Nortel bets on 4G services by 2010

Nortel has exited the 3G equipment business to concentrate on next-generation 4G technology

Fourth-generation (4G) mobile data services delivered over cellular networks could offer up to 40Mbit/s of bandwidth to end-users, but they may not appear in the UK or Europe until 2010, telecoms vendor Nortel said last week.

Nortel last week sold its 3G access business to rival Alcatel and said that it sees more value in developing 4G equipment based on orthogonal frequency division multiplexing (OFDM) technology for use in core operator networks.

Darryl Edwards, European president of Nortel, predicted that OFDM-based rather than WiMax-based 4G would be the cornerstone of mobile multimedia services such as IPTV in the future.
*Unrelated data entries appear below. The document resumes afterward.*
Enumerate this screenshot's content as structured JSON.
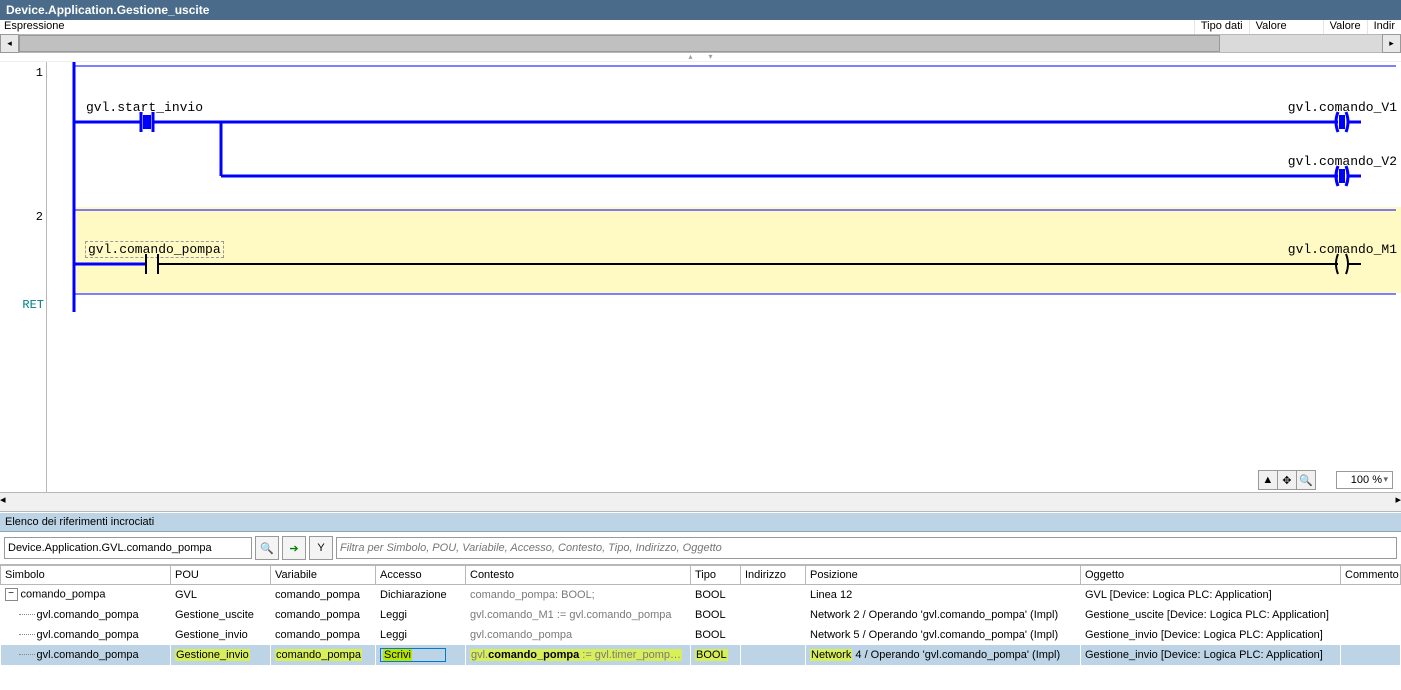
{
  "title": "Device.Application.Gestione_uscite",
  "decl": {
    "expr": "Espressione",
    "type": "Tipo dati",
    "value": "Valore",
    "prepared": "Valore",
    "address": "Indir"
  },
  "ladder": {
    "rung1": {
      "num": "1",
      "contact": "gvl.start_invio",
      "coil1": "gvl.comando_V1",
      "coil2": "gvl.comando_V2"
    },
    "rung2": {
      "num": "2",
      "contact": "gvl.comando_pompa",
      "coil1": "gvl.comando_M1"
    },
    "ret": "RET"
  },
  "zoom": "100 %",
  "xref": {
    "panel_title": "Elenco dei riferimenti incrociati",
    "search_value": "Device.Application.GVL.comando_pompa",
    "filter_placeholder": "Filtra per Simbolo, POU, Variabile, Accesso, Contesto, Tipo, Indirizzo, Oggetto",
    "headers": {
      "symbol": "Simbolo",
      "pou": "POU",
      "variable": "Variabile",
      "access": "Accesso",
      "context": "Contesto",
      "type": "Tipo",
      "address": "Indirizzo",
      "position": "Posizione",
      "object": "Oggetto",
      "comment": "Commento"
    },
    "rows": [
      {
        "symbol": "comando_pompa",
        "pou": "GVL",
        "variable": "comando_pompa",
        "access": "Dichiarazione",
        "context_plain": "comando_pompa: BOOL;",
        "type": "BOOL",
        "address": "",
        "position": "Linea 12",
        "object": "GVL [Device: Logica PLC: Application]",
        "indent": 0,
        "expander": true
      },
      {
        "symbol": "gvl.comando_pompa",
        "pou": "Gestione_uscite",
        "variable": "comando_pompa",
        "access": "Leggi",
        "context_plain": "gvl.comando_M1 := gvl.comando_pompa",
        "type": "BOOL",
        "address": "",
        "position": "Network 2 / Operando 'gvl.comando_pompa' (Impl)",
        "object": "Gestione_uscite [Device: Logica PLC: Application]",
        "indent": 1
      },
      {
        "symbol": "gvl.comando_pompa",
        "pou": "Gestione_invio",
        "variable": "comando_pompa",
        "access": "Leggi",
        "context_plain": "gvl.comando_pompa",
        "type": "BOOL",
        "address": "",
        "position": "Network 5 / Operando 'gvl.comando_pompa' (Impl)",
        "object": "Gestione_invio [Device: Logica PLC: Application]",
        "indent": 1
      },
      {
        "symbol": "gvl.comando_pompa",
        "pou": "Gestione_invio",
        "variable": "comando_pompa",
        "access": "Scrivi",
        "context_rich": "<span>gvl.</span><b>comando_pompa</b> := gvl.timer_pomp…",
        "type": "BOOL",
        "address": "",
        "position": "Network 4 / Operando 'gvl.comando_pompa' (Impl)",
        "object": "Gestione_invio [Device: Logica PLC: Application]",
        "indent": 1,
        "selected": true,
        "hl": true,
        "write": true
      }
    ]
  }
}
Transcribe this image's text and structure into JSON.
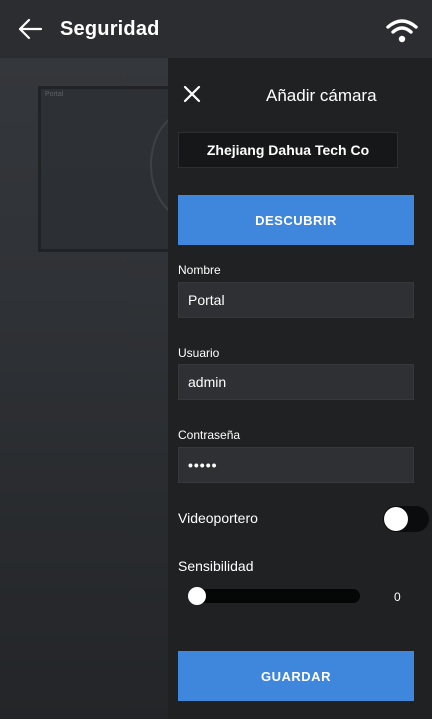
{
  "header": {
    "title": "Seguridad",
    "back_icon": "arrow-left-icon",
    "wifi_icon": "wifi-icon"
  },
  "background": {
    "card_label": "Portal"
  },
  "dialog": {
    "title": "Añadir cámara",
    "close_icon": "close-icon",
    "brand": "Zhejiang Dahua Tech Co",
    "discover_label": "DESCUBRIR",
    "fields": {
      "name": {
        "label": "Nombre",
        "value": "Portal"
      },
      "user": {
        "label": "Usuario",
        "value": "admin"
      },
      "password": {
        "label": "Contraseña",
        "value": "•••••"
      }
    },
    "intercom": {
      "label": "Videoportero",
      "enabled": false
    },
    "sensitivity": {
      "label": "Sensibilidad",
      "value": "0"
    },
    "save_label": "GUARDAR"
  },
  "colors": {
    "accent": "#3f86dd",
    "panel": "#1f2123",
    "topbar": "#2b2d30"
  }
}
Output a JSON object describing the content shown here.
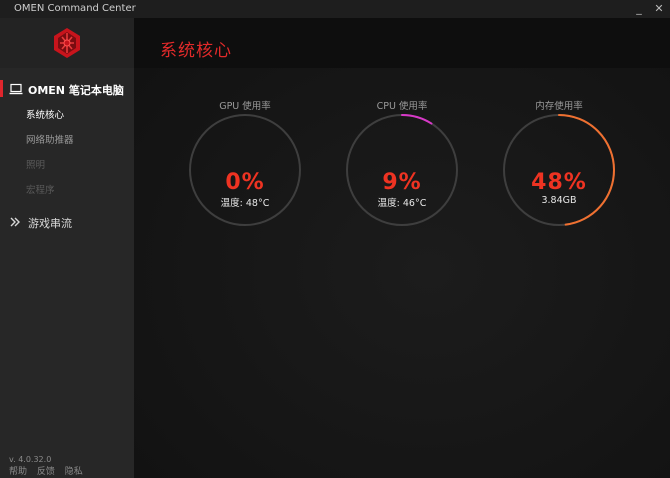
{
  "window": {
    "title": "OMEN Command Center",
    "minimize_glyph": "_",
    "close_glyph": "✕"
  },
  "sidebar": {
    "groups": [
      {
        "label": "OMEN 笔记本电脑",
        "icon": "laptop-icon",
        "items": [
          {
            "label": "系统核心",
            "state": "active"
          },
          {
            "label": "网络助推器",
            "state": "normal"
          },
          {
            "label": "照明",
            "state": "dim"
          },
          {
            "label": "宏程序",
            "state": "dim"
          }
        ]
      },
      {
        "label": "游戏串流",
        "icon": "streaming-icon",
        "items": []
      }
    ],
    "version": "v. 4.0.32.0",
    "footer_links": [
      "帮助",
      "反馈",
      "隐私"
    ]
  },
  "main": {
    "title": "系统核心",
    "gauges": [
      {
        "label": "GPU 使用率",
        "value_text": "0%",
        "fraction": 0.0,
        "subtext": "温度: 48°C"
      },
      {
        "label": "CPU 使用率",
        "value_text": "9%",
        "fraction": 0.09,
        "subtext": "温度: 46°C"
      },
      {
        "label": "内存使用率",
        "value_text": "48%",
        "fraction": 0.48,
        "subtext": "3.84GB"
      }
    ]
  },
  "colors": {
    "accent_red": "#e0262d",
    "cpu_arc": "#d838c8",
    "mem_arc": "#f07030",
    "ring_track": "#3e3e3e"
  }
}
“UMTS was built for optimising voice and data, not video or multimedia,” Edwards said. “4G will be built for that and will offer users 40Mbit/s or more [of mobile bandwidth]. The trick is how you reduce costs on the network.” However, he admitted that commercial services could take another four or five years to appear in the UK.

Extensive 4G trials have taken place in both Japan and the US, with bandwidth up to 2.5Gbit/s being achieved in test conditions.

Sprint Nextel last month announced plans to develop and deploy a 4G broadband mobile network based on WiMax across the US.

Edwards said Nortel was disappointed to exit the 3G access market. “We would have loved to stay in 3G; it is very exciting and we strongly believe in it,” he said. “We had a great portfolio but not the scale of someone like Alcatel or Huawei and that’s why we sold the business.”